Mass Effect: Andromeda coraz bliżej – co wiemy o kolejnym kosmicznym RPG BioWare? - Strona 2
Teoretycznie do premiery gry Mass Effect: Andromeda został niespełna rok, ale nowe dzieło studia BioWare wciąż skrywa dużo tajemnic. Na szczęście wiemy już dość, by pokusić się o wstępny obraz tego kosmicznego RPG.
Przeczytaj recenzję Recenzja gry Mass Effect: Andromeda – znajoma podróż w nieznane

Nowy zakątek wszechświata to oczywiście nie tylko nieznane wcześniej cywilizowane rasy, ale również nowe "potwory".
W tej sytuacji wiarygodności nabiera tzw. Teoria Arki, która głosi, że grupka mieszkańców Przestrzeni Cytadeli ewakuowała się z galaktyki ogarniętej wojną ze Żniwiarzami, gdy nadzieja wydawała się stracona. Skorzystano w tym celu z prastarego i niezwykle potężnego przekaźnika masy, który odkryto już w trakcie inwazji Żniwiarzy (lub bezpośrednio przed nią), a o istnieniu którego nie wiedział(a) nawet Shepard. Po szczegóły dotyczące tej hipotezy odsyłam do naszego wcześniejszego artykułu, w którym Meehow dokładnie wyjaśnił całą sprawę. Wprawdzie przytoczona teoria może wydawać się troszkę naciągana, ale z drugiej strony trudno wyobrazić sobie bardziej elegancki (i sprytny) sposób na dalsze pociągnięcie serii Mass Effect tak, aby nowych graczy nie odrzucił wysoki próg wejścia, a weteranów nie zniechęciło całkowite zerwanie z poprzednimi grami. Choć pewnie nikt nie kręciłby nosem, gdyby dano nam poznać dalsze losy Shepard(a).

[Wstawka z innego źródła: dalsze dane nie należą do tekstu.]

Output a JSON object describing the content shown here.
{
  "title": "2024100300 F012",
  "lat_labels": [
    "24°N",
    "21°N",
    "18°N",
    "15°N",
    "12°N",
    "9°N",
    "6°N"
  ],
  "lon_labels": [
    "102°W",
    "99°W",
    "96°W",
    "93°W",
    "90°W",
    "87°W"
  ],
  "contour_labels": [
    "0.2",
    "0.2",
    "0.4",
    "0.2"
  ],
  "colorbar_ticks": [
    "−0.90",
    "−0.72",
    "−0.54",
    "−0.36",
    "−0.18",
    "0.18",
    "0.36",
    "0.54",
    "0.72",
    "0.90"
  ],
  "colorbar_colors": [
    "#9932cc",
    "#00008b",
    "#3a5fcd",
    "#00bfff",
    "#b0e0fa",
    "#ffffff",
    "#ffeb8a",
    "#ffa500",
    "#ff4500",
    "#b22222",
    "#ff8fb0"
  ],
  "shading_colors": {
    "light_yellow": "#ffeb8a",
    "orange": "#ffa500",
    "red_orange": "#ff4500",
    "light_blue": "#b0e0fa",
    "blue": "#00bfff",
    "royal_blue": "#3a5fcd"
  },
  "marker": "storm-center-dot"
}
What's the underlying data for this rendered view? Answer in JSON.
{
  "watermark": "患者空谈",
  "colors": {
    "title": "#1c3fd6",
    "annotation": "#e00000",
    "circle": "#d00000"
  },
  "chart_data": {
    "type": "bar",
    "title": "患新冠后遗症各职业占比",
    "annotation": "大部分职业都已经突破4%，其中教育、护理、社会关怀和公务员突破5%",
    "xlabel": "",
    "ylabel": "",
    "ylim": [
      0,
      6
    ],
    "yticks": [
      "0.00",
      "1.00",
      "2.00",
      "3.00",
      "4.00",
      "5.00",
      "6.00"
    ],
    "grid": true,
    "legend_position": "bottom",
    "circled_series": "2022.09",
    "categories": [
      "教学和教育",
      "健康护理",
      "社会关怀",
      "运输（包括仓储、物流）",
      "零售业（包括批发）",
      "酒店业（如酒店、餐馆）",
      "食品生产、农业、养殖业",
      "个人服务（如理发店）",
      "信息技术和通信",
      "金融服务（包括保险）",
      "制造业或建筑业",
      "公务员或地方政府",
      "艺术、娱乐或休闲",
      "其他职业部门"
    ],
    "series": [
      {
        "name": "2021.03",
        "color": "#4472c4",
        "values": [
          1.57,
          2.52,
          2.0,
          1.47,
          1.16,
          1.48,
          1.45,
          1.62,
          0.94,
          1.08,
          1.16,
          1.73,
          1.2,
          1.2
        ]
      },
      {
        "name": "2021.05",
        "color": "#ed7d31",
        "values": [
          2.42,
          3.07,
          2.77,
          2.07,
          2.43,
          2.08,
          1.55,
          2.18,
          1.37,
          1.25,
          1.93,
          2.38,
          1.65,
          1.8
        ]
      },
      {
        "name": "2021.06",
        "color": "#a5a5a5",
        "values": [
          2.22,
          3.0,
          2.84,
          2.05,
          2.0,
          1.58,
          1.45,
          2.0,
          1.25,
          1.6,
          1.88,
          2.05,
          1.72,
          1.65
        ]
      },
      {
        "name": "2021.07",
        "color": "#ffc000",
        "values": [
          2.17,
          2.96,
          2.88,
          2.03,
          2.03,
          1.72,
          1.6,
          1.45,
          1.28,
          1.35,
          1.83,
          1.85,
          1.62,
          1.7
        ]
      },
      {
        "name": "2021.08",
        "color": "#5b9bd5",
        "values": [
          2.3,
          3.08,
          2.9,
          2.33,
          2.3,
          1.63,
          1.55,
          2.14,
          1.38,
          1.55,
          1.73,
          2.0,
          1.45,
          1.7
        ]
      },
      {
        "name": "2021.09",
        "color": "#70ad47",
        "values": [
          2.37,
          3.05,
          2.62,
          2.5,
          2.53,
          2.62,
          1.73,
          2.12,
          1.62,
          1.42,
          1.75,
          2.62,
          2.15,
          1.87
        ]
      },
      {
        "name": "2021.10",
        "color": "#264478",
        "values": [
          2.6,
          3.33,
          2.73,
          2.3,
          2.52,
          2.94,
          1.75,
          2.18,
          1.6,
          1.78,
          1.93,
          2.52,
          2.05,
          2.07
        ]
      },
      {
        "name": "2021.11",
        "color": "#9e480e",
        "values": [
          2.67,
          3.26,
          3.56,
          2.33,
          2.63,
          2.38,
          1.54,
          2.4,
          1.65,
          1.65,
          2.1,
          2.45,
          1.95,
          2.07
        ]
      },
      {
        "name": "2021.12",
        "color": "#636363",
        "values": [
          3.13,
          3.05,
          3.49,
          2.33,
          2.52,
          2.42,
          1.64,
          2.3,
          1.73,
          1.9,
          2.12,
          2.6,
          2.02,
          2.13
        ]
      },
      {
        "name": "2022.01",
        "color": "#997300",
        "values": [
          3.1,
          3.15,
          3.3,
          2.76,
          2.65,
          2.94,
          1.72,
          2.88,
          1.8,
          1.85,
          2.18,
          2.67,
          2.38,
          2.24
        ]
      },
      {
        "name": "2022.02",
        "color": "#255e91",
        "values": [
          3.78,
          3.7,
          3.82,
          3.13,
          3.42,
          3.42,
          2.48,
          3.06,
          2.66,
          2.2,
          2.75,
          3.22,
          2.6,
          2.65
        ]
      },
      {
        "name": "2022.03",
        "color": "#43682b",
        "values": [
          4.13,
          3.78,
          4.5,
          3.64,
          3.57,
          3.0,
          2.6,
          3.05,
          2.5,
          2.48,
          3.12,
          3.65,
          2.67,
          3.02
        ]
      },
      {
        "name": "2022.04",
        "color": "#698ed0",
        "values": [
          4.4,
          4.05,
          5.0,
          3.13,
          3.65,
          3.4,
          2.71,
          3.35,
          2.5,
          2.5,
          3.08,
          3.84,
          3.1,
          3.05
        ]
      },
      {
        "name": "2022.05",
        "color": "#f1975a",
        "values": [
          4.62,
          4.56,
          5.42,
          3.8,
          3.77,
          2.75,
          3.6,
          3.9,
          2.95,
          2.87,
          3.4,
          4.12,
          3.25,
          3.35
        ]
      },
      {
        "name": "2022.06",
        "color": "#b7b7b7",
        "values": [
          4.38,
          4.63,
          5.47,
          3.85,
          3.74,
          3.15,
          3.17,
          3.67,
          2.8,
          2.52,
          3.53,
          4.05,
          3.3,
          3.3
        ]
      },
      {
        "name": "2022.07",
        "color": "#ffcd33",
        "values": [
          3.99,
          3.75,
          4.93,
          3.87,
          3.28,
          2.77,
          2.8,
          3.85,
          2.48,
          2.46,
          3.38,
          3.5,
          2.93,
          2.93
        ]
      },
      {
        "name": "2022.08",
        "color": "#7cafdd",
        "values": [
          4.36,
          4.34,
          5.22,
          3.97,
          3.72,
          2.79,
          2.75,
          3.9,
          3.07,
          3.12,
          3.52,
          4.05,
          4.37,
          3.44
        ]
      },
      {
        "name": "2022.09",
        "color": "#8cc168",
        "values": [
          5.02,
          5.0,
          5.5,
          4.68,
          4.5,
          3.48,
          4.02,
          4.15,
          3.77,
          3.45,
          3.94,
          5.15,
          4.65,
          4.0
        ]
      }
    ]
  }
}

Najprawdopodobniej ten potężny statek to właśnie "Arka", na której ludzie (i być może także inne rasy) przedostali się do galaktyki Andromedy. Czyżby w grze miał pełnić funkcję głównego huba, jak Cytadela w trylogii?
Skupmy się więc na tym, co wiadomo o warstwie fabularnej. Wcielimy się w człowieka (kobietę lub mężczyznę) nazwiskiem Ryder. Nie znamy jeszcze rodowodu ani statusu społecznego tej postaci, ale wiemy, że przyjdzie jej odegrać istotną rolę w budowaniu relacji między przybyszami a rdzennymi mieszkańcami Andromedy (którzy z pewnością nie przyjmą obcych z otwartymi ramionami). Jednocześnie nie będzie to od samego początku postać równie doświadczona czy sławna jak komandor Shepard – na reputację i miano bohatera przyjdzie nam zapracować w toku przygody. To samo dotyczy zresztą towarzyszy (również nieznanych), którzy będą przemierzać nowe światy u naszego boku. Poza tym mówi się o nadaniu fabule osobistego charakteru i uwzględnieniu w niej całej rodziny Ryderów – czyżby w jakimś stopniu szykowała się powtórka z Dragon Age II, w którym bohater, Hawke, sporo uwagi poświęcał matce i rodzeństwu?

Domyślna aparycja pani Ryder nie jest tak "wojownicza" jak w przypadku komandor Shepard, ale nie ulega wątpliwości, że i w tym wypadku mamy do czynienia z postacią zaprawioną w boju.
Podobnie jak poprzednio fundamentem rozgrywki będzie nasz własny statek, na pokładzie którego zwiedzimy nową galaktykę (albo jej wycinek). Oglądając ostatni zwiastun, opublikowany przy okazji targów E3, przez chwilę można było odnieść wrażenie, że oto widzimy siostrę bliźniaczkę Normandii, ale nowa jednostka nosi nazwę Tempest i jest znacznie mniejsza niż pierwowzór – na tyle mała, że będzie w stanie lądować bezpośrednio na powierzchniach planet. Z drugiej strony musi być dostatecznie duża, by w jej ładowni pomieścił się znany i (nie)lubiany pojazd Mako, czyli nasze podstawowe narzędzie do badania nieznanych światów.